If it can’t be tested successfully, should it nevertheless be unleashed license-free into the wide open market? That’s what the NAB is wondering after yet another test of a potential unlicensed device was halted when the device unexpectedly froze. Microsoft put out a release about a device it was testing, with this extraordinary admission: "The Microsoft device has been delivering meaningful results over several weeks but unexpectedly shut down on March 26."
Microsoft expressed its hopes that the FCC itself would continue research into how to make the technology work, saying, "The FCC has tremendous technical expertise and will continue to rely on its own substantive knowledge."
NAB Executive Vice President Dennis Wharton, noting that this is Microsoft’s third such failure, said, "In baseball, it’s three strikes and you’re out," said Wharton. "How many strikes does Microsoft get? If they can’t get the device to work in the lab, how are they going to get it to work in the real world?"

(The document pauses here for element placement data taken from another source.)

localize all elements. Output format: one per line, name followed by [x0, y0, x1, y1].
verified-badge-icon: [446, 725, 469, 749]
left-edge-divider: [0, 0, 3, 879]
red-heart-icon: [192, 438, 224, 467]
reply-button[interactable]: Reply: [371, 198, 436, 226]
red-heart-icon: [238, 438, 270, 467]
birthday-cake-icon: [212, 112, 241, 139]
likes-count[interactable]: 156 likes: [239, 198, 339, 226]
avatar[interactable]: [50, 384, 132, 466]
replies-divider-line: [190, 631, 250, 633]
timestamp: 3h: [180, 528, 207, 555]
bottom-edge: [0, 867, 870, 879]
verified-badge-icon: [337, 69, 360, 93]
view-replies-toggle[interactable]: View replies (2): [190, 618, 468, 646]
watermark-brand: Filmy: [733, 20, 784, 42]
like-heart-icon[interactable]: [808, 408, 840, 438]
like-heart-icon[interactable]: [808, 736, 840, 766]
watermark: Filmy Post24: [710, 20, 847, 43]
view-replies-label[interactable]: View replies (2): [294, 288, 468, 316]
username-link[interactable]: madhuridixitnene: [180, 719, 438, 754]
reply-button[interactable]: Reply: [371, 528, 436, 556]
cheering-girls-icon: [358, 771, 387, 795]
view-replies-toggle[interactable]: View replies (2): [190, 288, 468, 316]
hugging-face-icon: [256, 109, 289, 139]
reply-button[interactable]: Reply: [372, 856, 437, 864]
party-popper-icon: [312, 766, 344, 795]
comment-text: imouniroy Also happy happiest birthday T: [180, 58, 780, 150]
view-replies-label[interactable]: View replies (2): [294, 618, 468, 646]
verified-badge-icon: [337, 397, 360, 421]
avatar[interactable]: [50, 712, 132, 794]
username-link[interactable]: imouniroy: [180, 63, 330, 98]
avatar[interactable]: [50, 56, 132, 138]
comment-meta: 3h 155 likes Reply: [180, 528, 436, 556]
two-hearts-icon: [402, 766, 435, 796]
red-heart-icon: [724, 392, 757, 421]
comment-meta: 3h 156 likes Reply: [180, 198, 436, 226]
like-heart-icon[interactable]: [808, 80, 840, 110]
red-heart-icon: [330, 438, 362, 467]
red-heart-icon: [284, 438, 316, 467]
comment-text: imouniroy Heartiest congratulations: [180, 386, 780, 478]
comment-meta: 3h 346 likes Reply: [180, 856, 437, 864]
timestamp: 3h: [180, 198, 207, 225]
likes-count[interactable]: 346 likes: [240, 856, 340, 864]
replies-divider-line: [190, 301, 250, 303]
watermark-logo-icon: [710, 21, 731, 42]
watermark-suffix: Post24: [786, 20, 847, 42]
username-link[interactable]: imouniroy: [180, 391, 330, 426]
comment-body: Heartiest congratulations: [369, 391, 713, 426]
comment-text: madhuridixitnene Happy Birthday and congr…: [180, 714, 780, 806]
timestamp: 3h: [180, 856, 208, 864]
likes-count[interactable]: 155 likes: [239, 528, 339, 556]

RBR/TVBR observation: Perhaps we’re oversimplifying, but isn’t Microsoft’s whine kind of like saying "Hey, I have this great idea for a perpetual motion device, and the Patent Office has tremendous technical expertise — perhaps they can help me get it to work!" The good news is that it further reduces the odds that some technophiliac bureaucrat will unleash these devices before we’ve even gotten around to debugging the DTV transition.